Histórias de Míriam Leitão

Histórias de Míriam Leitão

Em seu novo livro, Flávia e o bolo de chocolate, a jornalista conta a história de mãe e filha que tinham cores de pele diferentes

postado em 08/08/2015 00:00
 (foto: Toms Rangel/Reprodução internet)
(foto: Toms Rangel/Reprodução internet)

No terceiro livro infantil da jornalista Míriam Leitão, conhecemos Flávia, uma garota que não gosta da cor marrom. Com a ajuda da mãe, Rita, e da paixão por bolo de chocolate, a menina aprende uma lição valiosa sobre a importância de ser diferente.

; Escrevi Flávia e o bolo de chocolate porque, anos atrás, fui ao Espírito Santo e encontrei uma amiga, a Rita. Ela me contou da Flávia e desse diálogo que ocorreu quando ela era criança, e guardei a história. Hoje, a Flávia é adulta e ficou muito emocionada quando viu o resultado.

Míriam ; que tem outros dois livros para crianças na gaveta e um em vias de ser publicado ; procura criar narrativas que divirtam. Essa é a prioridade nos textos, mas ela também acha importante transmitir valores.
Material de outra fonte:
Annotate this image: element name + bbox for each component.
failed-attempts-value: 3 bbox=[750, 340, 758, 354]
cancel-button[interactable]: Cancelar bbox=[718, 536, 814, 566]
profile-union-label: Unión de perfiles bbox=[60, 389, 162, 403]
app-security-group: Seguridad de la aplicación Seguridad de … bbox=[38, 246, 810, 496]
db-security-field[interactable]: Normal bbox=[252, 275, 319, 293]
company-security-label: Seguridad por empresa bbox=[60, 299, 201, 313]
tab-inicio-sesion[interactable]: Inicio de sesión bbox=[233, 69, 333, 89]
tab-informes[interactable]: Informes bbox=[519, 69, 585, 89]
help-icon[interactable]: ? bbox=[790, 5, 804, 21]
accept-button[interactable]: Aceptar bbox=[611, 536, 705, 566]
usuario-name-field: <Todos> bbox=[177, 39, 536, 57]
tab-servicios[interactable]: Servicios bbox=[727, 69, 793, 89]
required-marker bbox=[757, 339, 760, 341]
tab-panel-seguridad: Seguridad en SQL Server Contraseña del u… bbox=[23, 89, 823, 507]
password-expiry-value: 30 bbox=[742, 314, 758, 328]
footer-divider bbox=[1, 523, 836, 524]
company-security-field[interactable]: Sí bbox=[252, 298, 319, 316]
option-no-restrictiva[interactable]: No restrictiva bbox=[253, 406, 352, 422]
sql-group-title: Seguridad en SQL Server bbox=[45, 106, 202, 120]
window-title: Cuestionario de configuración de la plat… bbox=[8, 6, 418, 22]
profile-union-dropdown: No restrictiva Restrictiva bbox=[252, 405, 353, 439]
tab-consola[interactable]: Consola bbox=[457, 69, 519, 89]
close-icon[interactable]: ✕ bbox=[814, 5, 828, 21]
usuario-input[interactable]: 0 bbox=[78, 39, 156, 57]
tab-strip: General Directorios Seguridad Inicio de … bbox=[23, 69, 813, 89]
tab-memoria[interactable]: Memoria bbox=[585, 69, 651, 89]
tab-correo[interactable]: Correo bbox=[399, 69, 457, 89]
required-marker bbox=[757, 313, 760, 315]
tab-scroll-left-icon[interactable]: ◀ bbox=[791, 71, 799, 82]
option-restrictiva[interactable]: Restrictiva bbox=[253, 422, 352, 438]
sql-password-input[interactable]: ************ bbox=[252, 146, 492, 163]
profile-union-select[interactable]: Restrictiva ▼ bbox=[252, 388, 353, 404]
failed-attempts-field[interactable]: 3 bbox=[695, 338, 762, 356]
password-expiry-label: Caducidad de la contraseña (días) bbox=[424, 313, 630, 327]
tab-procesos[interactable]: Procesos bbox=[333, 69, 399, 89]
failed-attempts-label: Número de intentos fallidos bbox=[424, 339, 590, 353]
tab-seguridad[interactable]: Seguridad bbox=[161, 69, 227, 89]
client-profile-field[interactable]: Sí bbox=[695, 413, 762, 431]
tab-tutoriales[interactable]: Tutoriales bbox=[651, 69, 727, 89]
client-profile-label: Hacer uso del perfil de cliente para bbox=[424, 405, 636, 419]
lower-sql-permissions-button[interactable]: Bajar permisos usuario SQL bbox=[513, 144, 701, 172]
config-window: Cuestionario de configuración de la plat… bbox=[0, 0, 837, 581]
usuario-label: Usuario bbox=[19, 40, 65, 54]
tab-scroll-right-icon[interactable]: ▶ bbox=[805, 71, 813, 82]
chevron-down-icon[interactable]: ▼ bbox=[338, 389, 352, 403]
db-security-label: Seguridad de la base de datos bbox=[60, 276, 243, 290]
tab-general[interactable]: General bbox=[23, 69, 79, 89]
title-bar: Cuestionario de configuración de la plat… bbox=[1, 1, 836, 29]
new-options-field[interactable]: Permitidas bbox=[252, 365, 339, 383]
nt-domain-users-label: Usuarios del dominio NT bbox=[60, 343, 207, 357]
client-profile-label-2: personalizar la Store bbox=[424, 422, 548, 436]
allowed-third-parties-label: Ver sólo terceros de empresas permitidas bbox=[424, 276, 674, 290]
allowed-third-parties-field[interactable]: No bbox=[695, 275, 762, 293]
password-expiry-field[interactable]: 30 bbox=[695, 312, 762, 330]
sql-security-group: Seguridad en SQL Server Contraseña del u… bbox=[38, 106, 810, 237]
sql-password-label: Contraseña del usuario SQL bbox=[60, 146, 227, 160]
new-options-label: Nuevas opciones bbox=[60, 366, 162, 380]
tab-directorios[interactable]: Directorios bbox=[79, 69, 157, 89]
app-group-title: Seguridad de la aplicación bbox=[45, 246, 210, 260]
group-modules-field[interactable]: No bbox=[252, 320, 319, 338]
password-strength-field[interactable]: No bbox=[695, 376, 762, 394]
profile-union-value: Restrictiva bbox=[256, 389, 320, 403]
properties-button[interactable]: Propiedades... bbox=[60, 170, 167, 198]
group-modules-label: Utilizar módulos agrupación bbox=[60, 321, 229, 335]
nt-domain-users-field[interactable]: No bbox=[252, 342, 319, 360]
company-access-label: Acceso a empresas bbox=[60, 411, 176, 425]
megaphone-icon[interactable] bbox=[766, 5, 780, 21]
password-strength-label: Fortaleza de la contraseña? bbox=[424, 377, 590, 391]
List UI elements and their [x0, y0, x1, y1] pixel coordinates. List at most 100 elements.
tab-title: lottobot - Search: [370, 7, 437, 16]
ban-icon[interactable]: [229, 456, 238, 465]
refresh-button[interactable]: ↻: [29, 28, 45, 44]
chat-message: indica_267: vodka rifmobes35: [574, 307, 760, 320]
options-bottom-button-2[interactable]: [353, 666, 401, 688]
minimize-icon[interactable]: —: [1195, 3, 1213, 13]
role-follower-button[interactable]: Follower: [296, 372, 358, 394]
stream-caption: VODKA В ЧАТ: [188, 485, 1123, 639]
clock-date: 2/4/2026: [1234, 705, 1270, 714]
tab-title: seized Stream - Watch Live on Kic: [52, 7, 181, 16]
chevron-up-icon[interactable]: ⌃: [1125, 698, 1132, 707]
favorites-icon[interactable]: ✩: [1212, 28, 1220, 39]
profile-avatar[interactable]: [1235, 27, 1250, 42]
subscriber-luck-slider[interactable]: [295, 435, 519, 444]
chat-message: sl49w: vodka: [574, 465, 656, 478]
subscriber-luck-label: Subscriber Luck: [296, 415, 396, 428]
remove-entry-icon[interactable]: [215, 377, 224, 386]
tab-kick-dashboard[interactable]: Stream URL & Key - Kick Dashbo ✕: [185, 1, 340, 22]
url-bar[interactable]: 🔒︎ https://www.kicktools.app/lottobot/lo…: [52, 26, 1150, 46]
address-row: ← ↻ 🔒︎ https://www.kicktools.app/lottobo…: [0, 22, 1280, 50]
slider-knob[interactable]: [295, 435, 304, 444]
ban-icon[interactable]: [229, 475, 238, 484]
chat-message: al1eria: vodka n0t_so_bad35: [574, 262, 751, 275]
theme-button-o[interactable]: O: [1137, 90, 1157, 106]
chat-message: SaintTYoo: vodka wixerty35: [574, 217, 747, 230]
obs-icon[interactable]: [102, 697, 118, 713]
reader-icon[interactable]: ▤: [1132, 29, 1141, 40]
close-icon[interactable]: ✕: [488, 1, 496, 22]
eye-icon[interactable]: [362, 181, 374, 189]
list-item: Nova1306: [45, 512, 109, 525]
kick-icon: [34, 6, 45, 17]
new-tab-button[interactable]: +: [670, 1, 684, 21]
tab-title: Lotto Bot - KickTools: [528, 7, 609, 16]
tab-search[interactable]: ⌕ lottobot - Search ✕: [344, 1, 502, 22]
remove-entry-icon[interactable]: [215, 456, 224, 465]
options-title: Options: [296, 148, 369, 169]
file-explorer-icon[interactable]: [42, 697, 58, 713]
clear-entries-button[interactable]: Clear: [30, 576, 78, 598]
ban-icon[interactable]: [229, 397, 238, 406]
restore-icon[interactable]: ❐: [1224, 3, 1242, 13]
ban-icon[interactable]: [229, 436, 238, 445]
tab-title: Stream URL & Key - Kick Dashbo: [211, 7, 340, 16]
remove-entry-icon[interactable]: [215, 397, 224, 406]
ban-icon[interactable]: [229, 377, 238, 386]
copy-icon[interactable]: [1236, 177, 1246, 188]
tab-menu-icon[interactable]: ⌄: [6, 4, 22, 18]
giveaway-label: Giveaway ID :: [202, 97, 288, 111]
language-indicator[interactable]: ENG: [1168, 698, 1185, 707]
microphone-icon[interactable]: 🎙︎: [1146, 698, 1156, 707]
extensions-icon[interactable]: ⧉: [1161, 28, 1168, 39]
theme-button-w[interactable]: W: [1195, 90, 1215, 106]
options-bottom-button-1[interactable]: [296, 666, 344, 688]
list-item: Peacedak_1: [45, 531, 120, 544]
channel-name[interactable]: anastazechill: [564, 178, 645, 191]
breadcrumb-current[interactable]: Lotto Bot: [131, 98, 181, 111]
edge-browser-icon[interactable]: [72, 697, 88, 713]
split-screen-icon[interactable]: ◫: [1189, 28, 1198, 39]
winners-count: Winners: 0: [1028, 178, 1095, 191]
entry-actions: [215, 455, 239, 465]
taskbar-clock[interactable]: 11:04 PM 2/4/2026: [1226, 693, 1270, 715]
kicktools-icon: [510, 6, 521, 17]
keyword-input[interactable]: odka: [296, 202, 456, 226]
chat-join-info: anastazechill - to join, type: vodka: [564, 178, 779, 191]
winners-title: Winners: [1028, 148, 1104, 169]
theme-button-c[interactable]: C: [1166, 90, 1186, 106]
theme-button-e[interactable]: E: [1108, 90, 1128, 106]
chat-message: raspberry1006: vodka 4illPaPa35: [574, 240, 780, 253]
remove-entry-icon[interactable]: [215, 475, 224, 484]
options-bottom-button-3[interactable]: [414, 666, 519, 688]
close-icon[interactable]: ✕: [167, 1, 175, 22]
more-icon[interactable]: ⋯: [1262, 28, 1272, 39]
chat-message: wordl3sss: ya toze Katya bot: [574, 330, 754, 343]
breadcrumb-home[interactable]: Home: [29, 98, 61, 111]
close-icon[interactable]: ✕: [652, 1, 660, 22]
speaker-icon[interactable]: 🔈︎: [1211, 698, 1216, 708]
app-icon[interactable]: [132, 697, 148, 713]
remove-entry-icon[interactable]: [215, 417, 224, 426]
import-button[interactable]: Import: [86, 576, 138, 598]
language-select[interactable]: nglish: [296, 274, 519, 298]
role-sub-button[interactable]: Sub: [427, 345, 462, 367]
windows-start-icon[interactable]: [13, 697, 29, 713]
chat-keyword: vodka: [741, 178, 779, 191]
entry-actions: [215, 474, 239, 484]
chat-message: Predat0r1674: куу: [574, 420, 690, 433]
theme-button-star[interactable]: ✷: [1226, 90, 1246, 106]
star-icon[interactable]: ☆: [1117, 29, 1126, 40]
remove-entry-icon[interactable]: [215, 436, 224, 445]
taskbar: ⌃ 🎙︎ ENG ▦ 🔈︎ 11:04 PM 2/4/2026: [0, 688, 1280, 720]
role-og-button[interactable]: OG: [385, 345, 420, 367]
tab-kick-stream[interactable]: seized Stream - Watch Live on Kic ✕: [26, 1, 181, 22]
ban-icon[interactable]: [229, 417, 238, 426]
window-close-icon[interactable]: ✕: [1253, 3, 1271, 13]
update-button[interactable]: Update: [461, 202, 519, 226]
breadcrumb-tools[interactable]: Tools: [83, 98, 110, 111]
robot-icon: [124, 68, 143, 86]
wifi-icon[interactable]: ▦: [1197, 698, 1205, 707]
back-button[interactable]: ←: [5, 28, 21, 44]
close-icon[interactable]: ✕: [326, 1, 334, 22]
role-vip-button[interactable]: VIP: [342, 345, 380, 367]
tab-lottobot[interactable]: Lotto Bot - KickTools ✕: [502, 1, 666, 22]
Em Flávia e o bolo de chocolate, ela fala sobre a diversidade e a força do amor.

; O livro tem dois temas fortes: a adoção e a diferença na cor de pele. Eu quis trazer isso ao público da maneira mais lúdica possível, porque o leitor tem que achar divertido. Esse é o desafio. É uma carpintaria delicada. Cada palavra tem que estar ali por um motivo.

Paixão pela leitura
Aos 62 anos, a jornalista apaixonada por livros sente-se realizada vivendo de escrever; seja para a coluna semanal de Economia no jornal O Globo, seja para outros projetos, até de literatura infantil ; seu lado mais doce.
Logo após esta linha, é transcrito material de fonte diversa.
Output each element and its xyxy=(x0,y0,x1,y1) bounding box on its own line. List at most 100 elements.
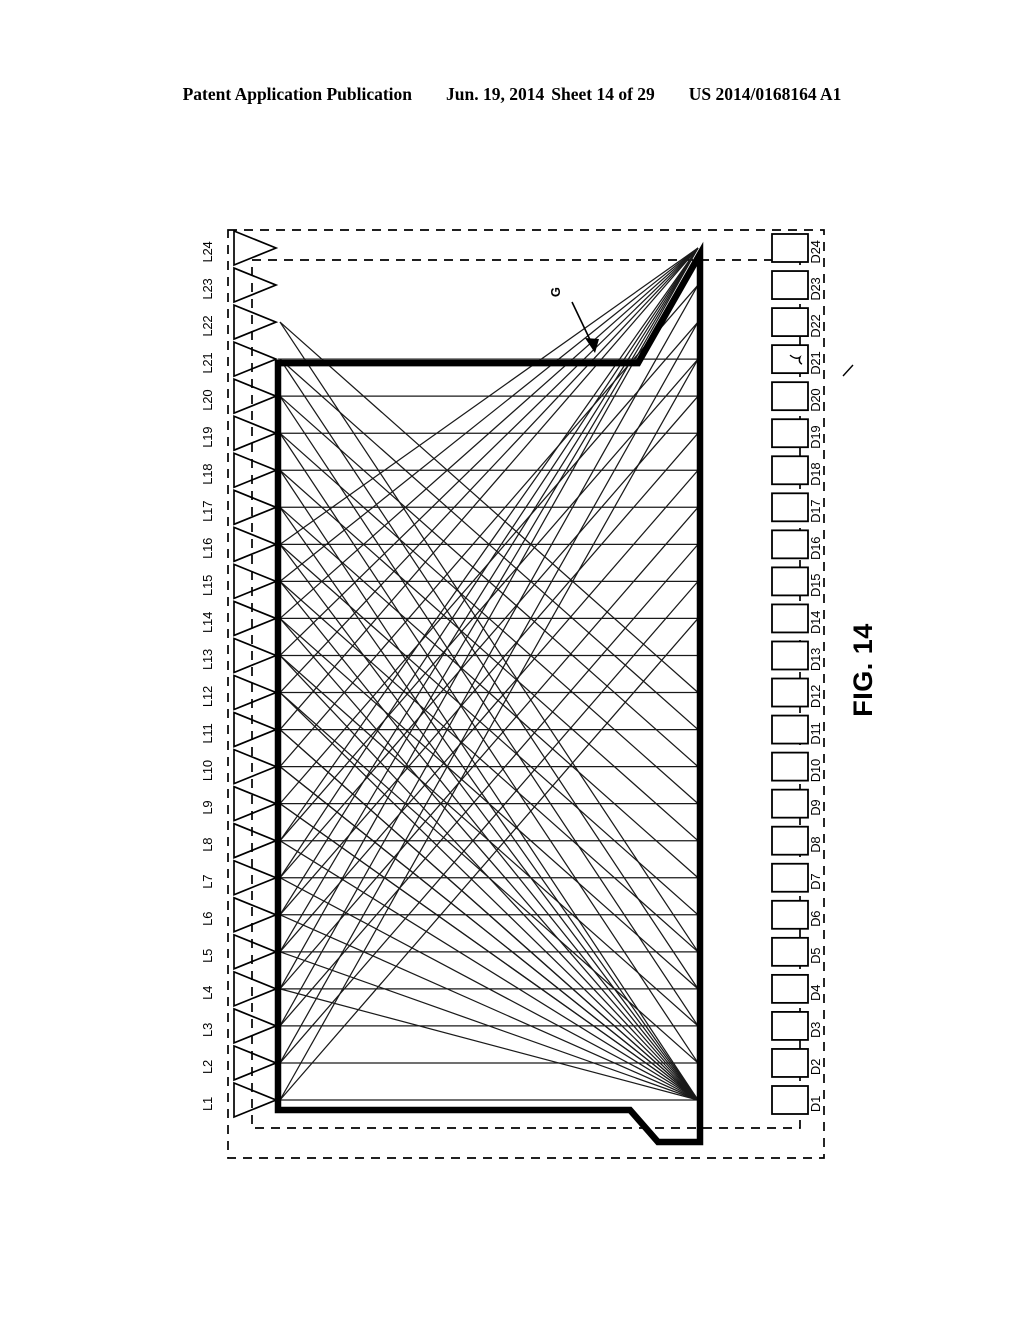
callout-g: G xyxy=(548,287,599,353)
right-port-box[interactable] xyxy=(771,973,809,1004)
right-port-label: D9 xyxy=(808,800,823,816)
left-port-triangle[interactable] xyxy=(233,600,279,637)
right-port-box[interactable] xyxy=(771,936,809,967)
left-port-triangle[interactable] xyxy=(233,303,279,341)
patent-figure: L1 L2 L3 L4 L5 L6 L7 L8 L9 L10 L11 L12 L13 L14 L15 L16 L… xyxy=(0,150,1024,1250)
left-port-label: L3 xyxy=(200,1023,215,1037)
left-port-label: L20 xyxy=(200,390,215,411)
left-port-triangle[interactable] xyxy=(233,451,279,489)
left-port-label: L1 xyxy=(200,1097,215,1111)
left-port-triangle[interactable] xyxy=(233,489,279,526)
left-port-triangle[interactable] xyxy=(233,859,279,897)
left-port-triangle[interactable] xyxy=(233,563,279,600)
publication-label: Patent Application Publication xyxy=(182,84,413,104)
right-port-box-group xyxy=(771,233,809,1115)
left-port-triangle[interactable] xyxy=(233,414,279,452)
right-port-label: D18 xyxy=(808,463,823,486)
right-port-box[interactable] xyxy=(771,677,809,708)
registration-tick-mark xyxy=(842,364,854,377)
left-port-label: L8 xyxy=(200,838,215,852)
left-port-triangle[interactable] xyxy=(233,377,279,415)
left-port-label: L12 xyxy=(200,686,215,707)
left-port-triangle-group xyxy=(233,229,279,1119)
right-port-label: D11 xyxy=(808,722,823,744)
right-port-box[interactable] xyxy=(771,344,809,375)
right-port-label: D14 xyxy=(808,611,823,634)
left-port-label: L17 xyxy=(200,501,215,522)
left-port-triangle[interactable] xyxy=(233,1044,279,1082)
left-port-triangle[interactable] xyxy=(233,1007,279,1045)
right-port-box[interactable] xyxy=(771,307,809,337)
publication-date: Jun. 19, 2014 xyxy=(446,84,545,104)
left-port-label: L13 xyxy=(200,649,215,670)
left-port-label: L11 xyxy=(200,723,215,743)
right-port-box[interactable] xyxy=(771,381,809,412)
left-port-triangle[interactable] xyxy=(233,637,279,674)
right-port-label: D17 xyxy=(808,500,823,523)
left-port-triangle[interactable] xyxy=(233,266,279,304)
right-port-label: D19 xyxy=(808,426,823,449)
left-port-label: L4 xyxy=(200,986,215,1000)
figure-canvas: L1 L2 L3 L4 L5 L6 L7 L8 L9 L10 L11 L12 L13 L14 L15 L16 L… xyxy=(200,229,878,1159)
right-port-box[interactable] xyxy=(771,751,809,782)
right-port-box[interactable] xyxy=(771,899,809,930)
left-port-triangle[interactable] xyxy=(233,896,279,934)
left-port-triangle[interactable] xyxy=(233,340,279,378)
right-port-label: D13 xyxy=(808,648,823,671)
right-port-label: D22 xyxy=(808,314,823,337)
right-port-box[interactable] xyxy=(771,603,809,634)
routing-line-group xyxy=(278,247,700,1101)
right-port-box[interactable] xyxy=(771,825,809,856)
callout-g-label: G xyxy=(548,287,563,297)
right-port-label: D23 xyxy=(808,277,823,300)
left-port-label: L7 xyxy=(200,875,215,889)
left-port-triangle[interactable] xyxy=(233,526,279,563)
left-port-triangle[interactable] xyxy=(233,933,279,971)
right-port-box[interactable] xyxy=(771,1048,809,1078)
right-port-box[interactable] xyxy=(771,418,809,449)
left-port-triangle[interactable] xyxy=(233,711,279,748)
left-port-triangle[interactable] xyxy=(233,748,279,785)
right-port-box[interactable] xyxy=(771,233,809,263)
left-port-label: L19 xyxy=(200,427,215,448)
right-port-label: D1 xyxy=(808,1096,823,1112)
right-port-box[interactable] xyxy=(771,788,809,819)
left-port-label: L6 xyxy=(200,912,215,926)
right-port-label: D24 xyxy=(808,240,823,263)
left-port-label: L16 xyxy=(200,538,215,559)
right-port-box[interactable] xyxy=(771,270,809,300)
right-port-label: D4 xyxy=(808,985,823,1001)
right-port-label: D12 xyxy=(808,685,823,708)
right-port-box[interactable] xyxy=(771,566,809,597)
left-port-label: L18 xyxy=(200,464,215,485)
right-port-label-group: D1 D2 D3 D4 D5 D6 D7 D8 D9 D10 D11 D12 D13 D14 D15 D16 D… xyxy=(808,240,823,1112)
left-port-triangle[interactable] xyxy=(233,970,279,1008)
left-port-label: L5 xyxy=(200,949,215,963)
right-port-label: D21 xyxy=(808,352,823,375)
right-port-label: D5 xyxy=(808,948,823,964)
left-port-label: L15 xyxy=(200,575,215,596)
left-port-triangle[interactable] xyxy=(233,822,279,859)
inner-boundary-dashed xyxy=(251,259,801,1129)
right-port-label: D7 xyxy=(808,874,823,890)
left-port-label: L21 xyxy=(200,353,215,374)
right-port-label: D16 xyxy=(808,537,823,560)
right-port-box[interactable] xyxy=(771,492,809,523)
right-port-box[interactable] xyxy=(771,862,809,893)
patent-number: US 2014/0168164 A1 xyxy=(688,84,842,104)
sheet-number: Sheet 14 of 29 xyxy=(551,84,655,104)
left-port-triangle[interactable] xyxy=(233,1081,279,1119)
figure-caption: FIG. 14 xyxy=(848,623,878,717)
left-port-triangle[interactable] xyxy=(233,674,279,711)
right-port-box[interactable] xyxy=(771,1085,809,1115)
left-port-label: L10 xyxy=(200,760,215,781)
right-port-box[interactable] xyxy=(771,714,809,745)
left-port-label: L2 xyxy=(200,1060,215,1074)
right-port-label: D3 xyxy=(808,1022,823,1038)
left-port-triangle[interactable] xyxy=(233,785,279,822)
right-port-box[interactable] xyxy=(771,455,809,486)
right-port-label: D20 xyxy=(808,389,823,412)
right-port-box[interactable] xyxy=(771,529,809,560)
right-port-box[interactable] xyxy=(771,640,809,671)
right-port-box[interactable] xyxy=(771,1011,809,1041)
Quando criança, a mineira de Caratinga leu todos os clássicos dos Irmãos Grimm. Míriam sempre almejou despertar o interesse pelo mundo das obras de fantasia nos próprios filhos e netos ; fosse procurando e comprando livros, fosse inventando novas histórias.

A autora contou ao Super! que, como toda boa jornalista, tira inspiração da realidade. Em sua obra anterior, A perigosa vida dos passarinhos pequenos, a ideia veio do convívio com as aves em sua fazenda aos fins de semana. Já em Menina de nome encantado, a ideia surgiu a partir de uma conversa com a sobrinha de cinco anos.